One goal in modern medicine is to use genetics to determine the best treatment strategy for an individual patient. A simple, cheap genetic test which predicts response to a particular treatment has clear utility for patients.
To date, psychiatry has lagged behind general medicine, no doubt due to the complexity of CNS tissue and the sheer number of components involved in CNS processing, but the picture is changing. One particular area of interest is the treatment of alcohol dependence.

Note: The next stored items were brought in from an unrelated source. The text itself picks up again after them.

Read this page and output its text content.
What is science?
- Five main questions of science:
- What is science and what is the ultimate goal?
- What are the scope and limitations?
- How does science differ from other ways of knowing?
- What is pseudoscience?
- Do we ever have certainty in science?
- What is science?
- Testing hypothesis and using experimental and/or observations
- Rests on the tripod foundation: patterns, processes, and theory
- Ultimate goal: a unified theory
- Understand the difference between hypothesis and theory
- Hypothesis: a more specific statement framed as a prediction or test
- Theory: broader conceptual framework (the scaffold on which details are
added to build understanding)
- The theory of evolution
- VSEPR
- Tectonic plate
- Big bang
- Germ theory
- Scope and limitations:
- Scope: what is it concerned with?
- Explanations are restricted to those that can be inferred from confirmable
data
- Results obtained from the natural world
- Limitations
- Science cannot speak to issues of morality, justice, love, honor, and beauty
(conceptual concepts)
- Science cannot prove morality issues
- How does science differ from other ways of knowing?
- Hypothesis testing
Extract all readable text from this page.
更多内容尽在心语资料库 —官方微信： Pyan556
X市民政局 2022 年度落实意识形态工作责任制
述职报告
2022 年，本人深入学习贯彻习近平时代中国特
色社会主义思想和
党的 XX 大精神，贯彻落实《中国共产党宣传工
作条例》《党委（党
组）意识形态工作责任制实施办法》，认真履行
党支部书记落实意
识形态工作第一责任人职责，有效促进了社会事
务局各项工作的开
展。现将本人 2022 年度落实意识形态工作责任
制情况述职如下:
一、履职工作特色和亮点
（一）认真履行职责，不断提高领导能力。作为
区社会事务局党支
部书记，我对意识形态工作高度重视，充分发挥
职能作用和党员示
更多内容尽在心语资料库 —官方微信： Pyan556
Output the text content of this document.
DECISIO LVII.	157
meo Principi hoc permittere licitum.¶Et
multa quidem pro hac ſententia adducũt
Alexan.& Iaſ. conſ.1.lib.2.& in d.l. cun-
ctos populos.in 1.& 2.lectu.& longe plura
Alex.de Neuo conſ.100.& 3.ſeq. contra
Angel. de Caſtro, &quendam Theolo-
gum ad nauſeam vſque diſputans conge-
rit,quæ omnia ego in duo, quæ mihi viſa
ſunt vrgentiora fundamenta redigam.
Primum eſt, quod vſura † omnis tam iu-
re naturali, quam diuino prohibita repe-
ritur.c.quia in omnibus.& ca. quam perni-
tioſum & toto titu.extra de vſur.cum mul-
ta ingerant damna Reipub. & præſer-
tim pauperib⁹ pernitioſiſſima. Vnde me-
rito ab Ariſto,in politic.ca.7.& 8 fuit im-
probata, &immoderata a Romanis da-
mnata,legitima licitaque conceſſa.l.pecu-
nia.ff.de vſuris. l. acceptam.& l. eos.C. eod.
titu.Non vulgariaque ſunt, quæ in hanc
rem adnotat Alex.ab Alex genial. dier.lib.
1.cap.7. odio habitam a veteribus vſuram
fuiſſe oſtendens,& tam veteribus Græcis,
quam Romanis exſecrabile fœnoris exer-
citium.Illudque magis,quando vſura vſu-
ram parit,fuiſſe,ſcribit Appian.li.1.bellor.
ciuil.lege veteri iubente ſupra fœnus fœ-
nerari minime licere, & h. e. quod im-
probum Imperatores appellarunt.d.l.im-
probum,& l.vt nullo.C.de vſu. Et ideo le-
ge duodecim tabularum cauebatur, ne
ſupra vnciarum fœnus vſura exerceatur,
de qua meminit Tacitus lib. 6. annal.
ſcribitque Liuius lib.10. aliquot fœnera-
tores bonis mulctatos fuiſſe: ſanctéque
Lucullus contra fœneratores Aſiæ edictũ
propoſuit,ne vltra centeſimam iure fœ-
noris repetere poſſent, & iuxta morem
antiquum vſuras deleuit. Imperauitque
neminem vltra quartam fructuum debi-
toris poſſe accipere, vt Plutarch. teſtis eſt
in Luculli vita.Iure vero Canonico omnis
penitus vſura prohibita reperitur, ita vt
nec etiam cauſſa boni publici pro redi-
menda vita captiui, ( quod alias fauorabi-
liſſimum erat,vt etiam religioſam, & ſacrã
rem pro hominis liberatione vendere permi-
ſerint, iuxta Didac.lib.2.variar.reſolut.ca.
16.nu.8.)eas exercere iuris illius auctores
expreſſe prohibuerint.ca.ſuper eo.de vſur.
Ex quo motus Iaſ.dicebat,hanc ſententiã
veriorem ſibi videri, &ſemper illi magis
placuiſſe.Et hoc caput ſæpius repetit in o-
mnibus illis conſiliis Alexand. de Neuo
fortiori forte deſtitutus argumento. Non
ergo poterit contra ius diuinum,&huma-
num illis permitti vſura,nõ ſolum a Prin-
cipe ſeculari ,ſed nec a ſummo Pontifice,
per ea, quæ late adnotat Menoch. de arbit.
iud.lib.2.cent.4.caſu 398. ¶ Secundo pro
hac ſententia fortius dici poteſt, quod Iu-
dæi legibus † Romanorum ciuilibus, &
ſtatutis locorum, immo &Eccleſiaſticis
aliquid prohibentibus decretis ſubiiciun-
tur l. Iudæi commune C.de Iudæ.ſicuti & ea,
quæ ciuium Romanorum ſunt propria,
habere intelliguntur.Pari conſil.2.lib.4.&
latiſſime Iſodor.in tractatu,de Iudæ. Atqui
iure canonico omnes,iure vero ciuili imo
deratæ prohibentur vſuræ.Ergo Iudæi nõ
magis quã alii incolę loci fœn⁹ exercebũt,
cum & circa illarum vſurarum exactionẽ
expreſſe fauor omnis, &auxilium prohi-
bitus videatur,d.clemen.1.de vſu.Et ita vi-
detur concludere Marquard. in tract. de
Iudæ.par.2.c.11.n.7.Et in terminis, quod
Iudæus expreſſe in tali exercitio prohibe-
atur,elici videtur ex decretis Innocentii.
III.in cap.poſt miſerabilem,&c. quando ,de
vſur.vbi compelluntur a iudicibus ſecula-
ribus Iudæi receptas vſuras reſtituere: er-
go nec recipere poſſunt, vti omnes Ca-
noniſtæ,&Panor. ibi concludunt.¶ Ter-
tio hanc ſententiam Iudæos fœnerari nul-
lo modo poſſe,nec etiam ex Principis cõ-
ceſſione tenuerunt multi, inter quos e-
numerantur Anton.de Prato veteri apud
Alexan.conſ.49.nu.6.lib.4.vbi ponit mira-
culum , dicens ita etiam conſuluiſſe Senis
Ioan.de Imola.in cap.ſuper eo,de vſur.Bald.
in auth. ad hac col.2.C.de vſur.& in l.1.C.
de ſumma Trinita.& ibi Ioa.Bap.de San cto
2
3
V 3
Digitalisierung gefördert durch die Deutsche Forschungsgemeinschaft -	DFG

The pharmacogenomics of topiramate
The drug topiramate started off as an anticonvulsant, but was also been found to be effective in reducing alcohol consumption in heavy drinkers. An American study has advanced our knowledge. Natural variation in the DNA coding for a type of glutamate receptor called the kainite receptor was shown to determine if problem drinkers responded to topiramate treatment.
In those carrying the CC variant at rs2832407, topiramate (200mg/d) markedly reduced the number of heavy drinking days compared to placebo (Fig. 1). Heavy drinking decreased from 5 days per week to approximately 1 day per week in CC subjects treated with topiramate.
In a 12 week study, heavy drinkers with the CC genotype at rs2832407 in the kainite receptor showed significant reductions in heavy drinking when treated with topiramate.
A larger study is now underway, hoping to confirm the initial genetic findings. If the result is replicated, genetic testing may translate to routine clinical practice for heavy drinkers considering topiramate treatment.
This would represent a significant advance in the management of alcohol disorders.